I'm planning on putting two SSDs in the second optical bay, one for OS X and one for Windows, does anyone know a bootable SATA III (6Gb/s) PCI Express card?
Thanks for the help!
I'm planning on putting two SSDs in the second optical bay, one for OS X and one for Windows, does anyone know a bootable SATA III (6Gb/s) PCI Express card?
Thanks for the help!
How about this one ? anyone try ?
http://www.ebay.com/itm/NEW-2-Bay-S...sk_Controllers_RAID_Cards&hash=item3a827b80f2
http://www.sonnettech.com/product/computercards/index.html
What about the Sonnet Tempo SSD Cards. Rather then using the Optical Bay, can place directly on the card.
They are even Thunderbolt compatible if you end up going down that route.
Downside is no USB3 compared to the card in the thread, however not sure if you need USB3 as you only mentioned 2 SSD's.
In my research, this appears to be the best solution for anyone who might want to run a pair of SSDs in RAID0 as it has a 4 lane bus so shouldn't throttle performance. I'm not aware of anyone who has actually tried this though as it's fairly new.
I am currently running a Sonnet Tempo Pro in my Mac Pro 5,1 with a pair of 512 GB SSDs in RAID-0 for my photo library (large files) and it performs very well in that application.
Although I do also have it configured to boot OS X with the OS X environment on the RAID-0 array, I really don't see any performance benefit with booting or running OS X files there as compared to the same OS X system installed on a single SSD running on the Mac Pro SATA-II backplane.
Benchmarks obviously show a tremendous speed difference, but actual performance with OS X system access seems to be the same. There is a very noticeable improvement with my photo library located on the RAID-0 SSD on SATA-III PCIe.
I have been unable to boot Windows from this card however, either as the only SSD on the card, or with the second SSD having OS X (which does boot in this configuration).
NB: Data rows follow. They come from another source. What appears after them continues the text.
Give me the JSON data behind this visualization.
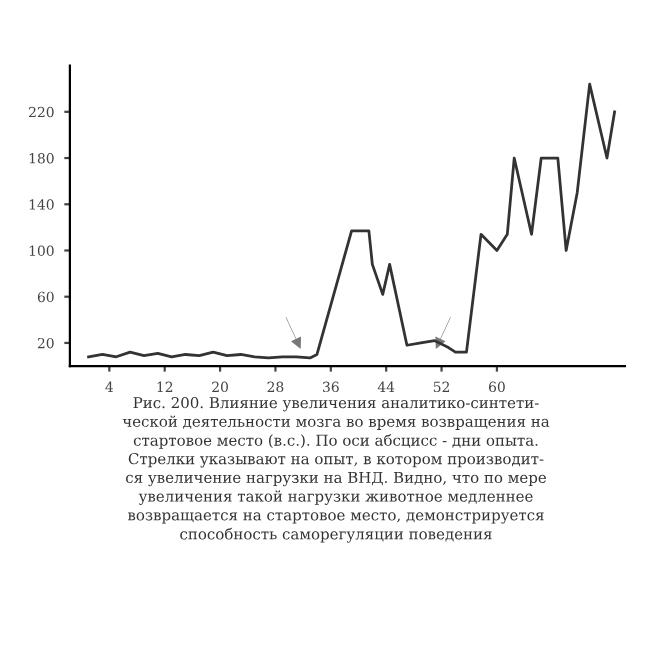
{
  "chart_data": {
    "type": "line",
    "color": "#333333",
    "x": [
      1,
      3,
      5,
      7,
      9,
      11,
      13,
      15,
      17,
      19,
      21,
      23,
      25,
      27,
      29,
      31,
      33,
      34,
      39,
      41.5,
      42,
      43.5,
      44.5,
      47,
      49,
      51,
      53,
      54,
      55.6,
      57.7,
      60,
      61.5,
      62.5,
      65,
      66.4,
      68.8,
      70,
      71.6,
      73.4,
      75.9,
      77
    ],
    "values": [
      8,
      10,
      8,
      12,
      9,
      11,
      8,
      10,
      9,
      12,
      9,
      10,
      8,
      7,
      8,
      8,
      7,
      10,
      117,
      117,
      88,
      62,
      88,
      18,
      20,
      22,
      16,
      12,
      12,
      114,
      100,
      114,
      180,
      114,
      180,
      180,
      100,
      150,
      244,
      180,
      220
    ],
    "xlim": [
      -1.7,
      78.5
    ],
    "ylim": [
      0,
      260
    ],
    "xticks": [
      4,
      12,
      20,
      28,
      36,
      44,
      52,
      60
    ],
    "yticks": [
      20,
      60,
      100,
      140,
      180,
      220
    ],
    "grid": false,
    "marker": "none",
    "line_style": "solid",
    "annotations": [
      "Рис. 200. Влияние увеличения аналитико-синтети-\nческой деятельности мозга во время возвращения на\nстартовое место (в.с.). По оси абсцисс - дни опыта.\nСтрелки указывают на опыт, в котором производит-\nся увеличение нагрузки на ВНД. Видно, что по мере\nувеличения такой нагрузки животное медленнее\nвозвращается на стартовое место, демонстрируется\nспособность саморегуляции поведения"
    ]
  }
}
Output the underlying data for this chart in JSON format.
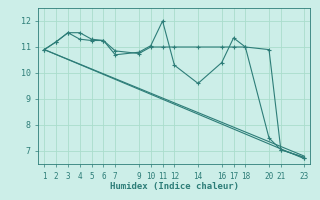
{
  "xlabel": "Humidex (Indice chaleur)",
  "bg_color": "#cceee8",
  "grid_color": "#aaddcc",
  "line_color": "#2d7d78",
  "ylim": [
    6.5,
    12.5
  ],
  "xlim": [
    0.5,
    23.5
  ],
  "yticks": [
    7,
    8,
    9,
    10,
    11,
    12
  ],
  "xticks": [
    1,
    2,
    3,
    4,
    5,
    6,
    7,
    9,
    10,
    11,
    12,
    14,
    16,
    17,
    18,
    20,
    21,
    23
  ],
  "lines": [
    {
      "x": [
        1,
        2,
        3,
        4,
        5,
        6,
        7,
        9,
        10,
        11,
        12,
        14,
        16,
        17,
        18,
        20,
        21,
        23
      ],
      "y": [
        10.9,
        11.2,
        11.55,
        11.55,
        11.3,
        11.25,
        10.7,
        10.8,
        11.05,
        12.0,
        10.3,
        9.6,
        10.4,
        11.35,
        11.0,
        10.9,
        7.05,
        6.75
      ],
      "markers": true
    },
    {
      "x": [
        1,
        2,
        3,
        4,
        5,
        6,
        7,
        9,
        10,
        11,
        12,
        14,
        16,
        17,
        18,
        20,
        21,
        23
      ],
      "y": [
        10.9,
        11.2,
        11.55,
        11.3,
        11.25,
        11.25,
        10.85,
        10.75,
        11.0,
        11.0,
        11.0,
        11.0,
        11.0,
        11.0,
        11.0,
        7.5,
        7.05,
        6.75
      ],
      "markers": true
    },
    {
      "x": [
        1,
        23
      ],
      "y": [
        10.9,
        6.8
      ],
      "markers": false
    },
    {
      "x": [
        1,
        23
      ],
      "y": [
        10.9,
        6.7
      ],
      "markers": false
    }
  ]
}
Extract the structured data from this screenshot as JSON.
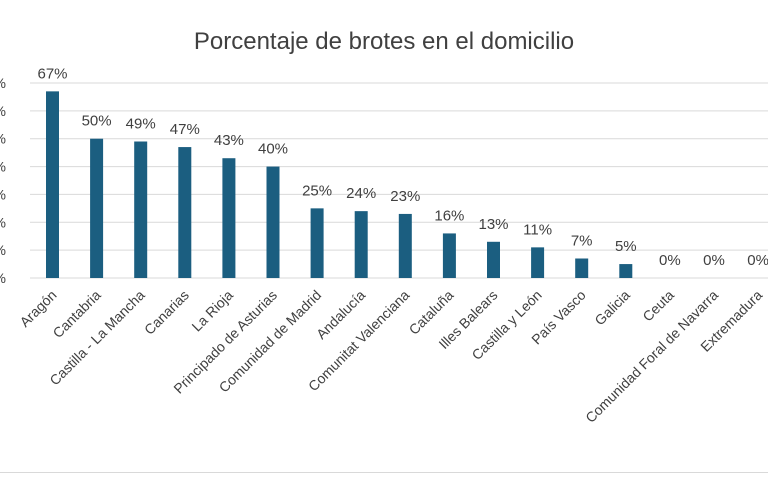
{
  "chart_data": {
    "type": "bar",
    "title": "Porcentaje de brotes en el domicilio",
    "categories": [
      "Aragón",
      "Cantabria",
      "Castilla - La Mancha",
      "Canarias",
      "La Rioja",
      "Principado de Asturias",
      "Comunidad de Madrid",
      "Andalucía",
      "Comunitat Valenciana",
      "Cataluña",
      "Illes Balears",
      "Castilla y León",
      "País Vasco",
      "Galicia",
      "Ceuta",
      "Comunidad Foral de Navarra",
      "Extremadura"
    ],
    "values": [
      67,
      50,
      49,
      47,
      43,
      40,
      25,
      24,
      23,
      16,
      13,
      11,
      7,
      5,
      0,
      0,
      0
    ],
    "data_labels": [
      "67%",
      "50%",
      "49%",
      "47%",
      "43%",
      "40%",
      "25%",
      "24%",
      "23%",
      "16%",
      "13%",
      "11%",
      "7%",
      "5%",
      "0%",
      "0%",
      "0%"
    ],
    "ytick_labels": [
      "%",
      "%",
      "%",
      "%",
      "%",
      "%",
      "%",
      "%"
    ],
    "ylim": [
      0,
      70
    ],
    "grid": true,
    "bar_color": "#1b5e80",
    "grid_color": "#d9d9d9",
    "text_color": "#404040"
  }
}
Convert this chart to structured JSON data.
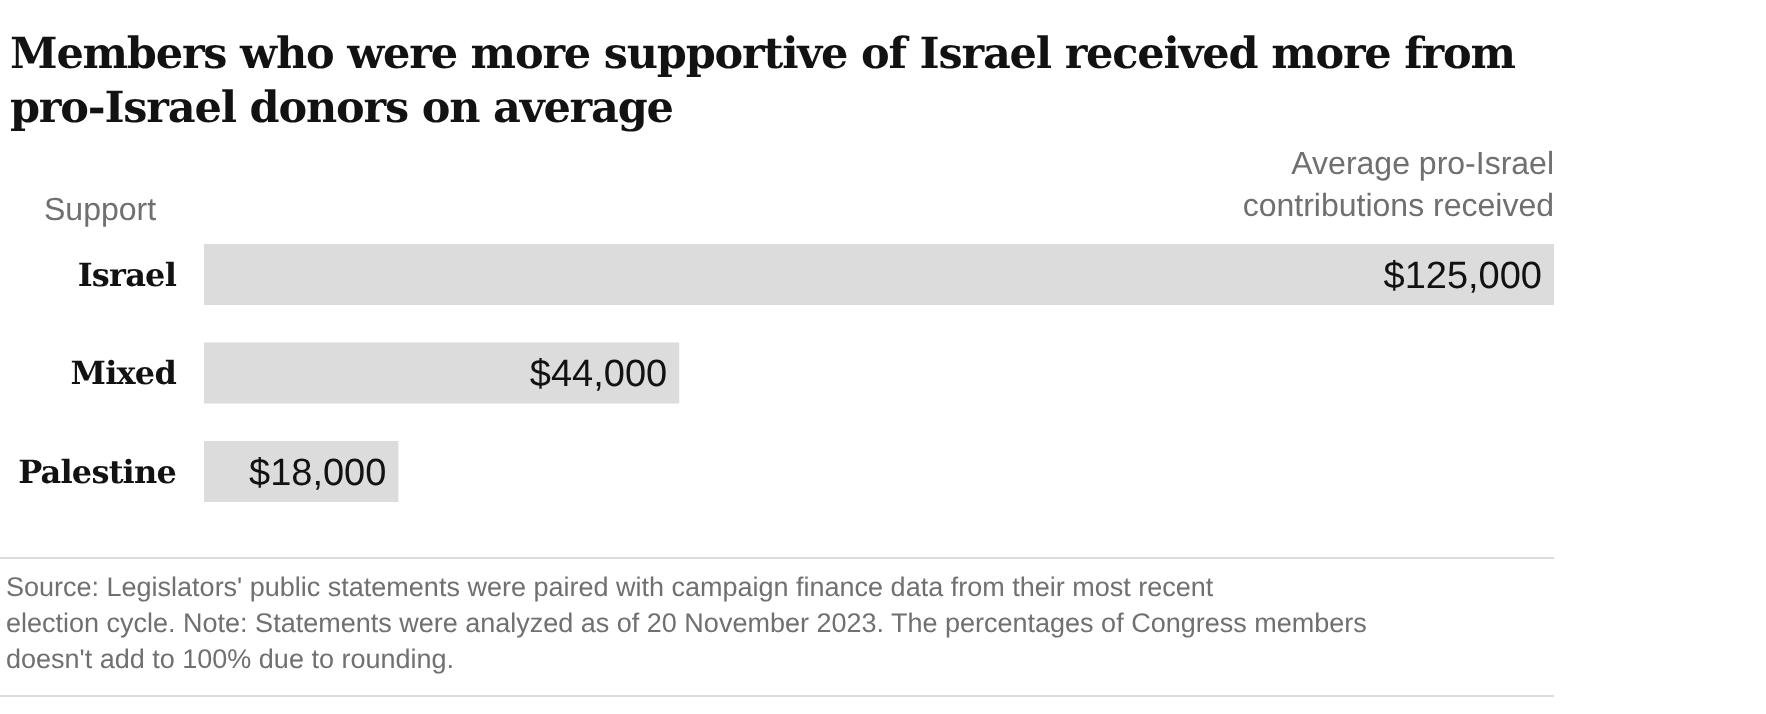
{
  "chart_data": {
    "type": "bar",
    "orientation": "horizontal",
    "title": "Members who were more supportive of Israel received more from pro-Israel donors on average",
    "ylabel": "Support",
    "xlabel": "Average pro-Israel contributions received",
    "categories": [
      "Israel",
      "Mixed",
      "Palestine"
    ],
    "values": [
      125000,
      44000,
      18000
    ],
    "value_labels": [
      "$125,000",
      "$44,000",
      "$18,000"
    ],
    "color": "#dcdcdc",
    "xlim": [
      0,
      125000
    ],
    "annotations": [
      "Source: Legislators' public statements were paired with campaign finance data from their most recent election cycle. Note: Statements were analyzed as of 20 November 2023. The percentages of Congress members doesn't add to 100% due to rounding."
    ]
  }
}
Others users posting here seem to be having the same issues with Windows and PCIe ("external drive") cards.
-howard
I am currently running a Sonnet Tempo Pro in my Mac Pro 5,1 with a pair of 512 GB SSDs in RAID-0 for my photo library (large files) and it performs very well in that application.
Although I do also have it configured to boot OS X with the OS X environment on the RAID-0 array, I really don't see any performance benefit with booting or running OS X files there as compared to the same OS X system installed on a single SSD running on the Mac Pro SATA-II backplane.
Benchmarks obviously show a tremendous speed difference, but actual performance with OS X system access seems to be the same. There is a very noticeable improvement with my photo library located on the RAID-0 SSD on SATA-III PCIe.
I have been unable to boot Windows from this card however, either as the only SSD on the card, or with the second SSD having OS X (which does boot in this configuration). Others users posting here seem to be having the same issues with Windows and PCIe ("external drive") cards.
-howard
Also someone posted benchmark results of their Tempo Pro SSD setup as RAID 0, and IIRC it outperformed the OWC Accelsior PCIe SSD.
Sonnet tempo is much more expensive. With PCIe controller you can put up to 4 SSDs in optibay.
With this SYBA controller from you link you'll end with about 200MB/s per drive using 4 SSDs on one card. You'd need at least 2 such cards. Even if they use max bandwidth of PCIe 2.0 x2 connector, one card would be suitable for no more than 2 SATA III SSDs (such as 840 Pro).
From reviews I've read on newegg, this card tops out 350MB/s per drive with 2 SSDs connected and about 200MB/s with 4.
Could you post some benchmarks as you have this card installed? It would be interesting to see them.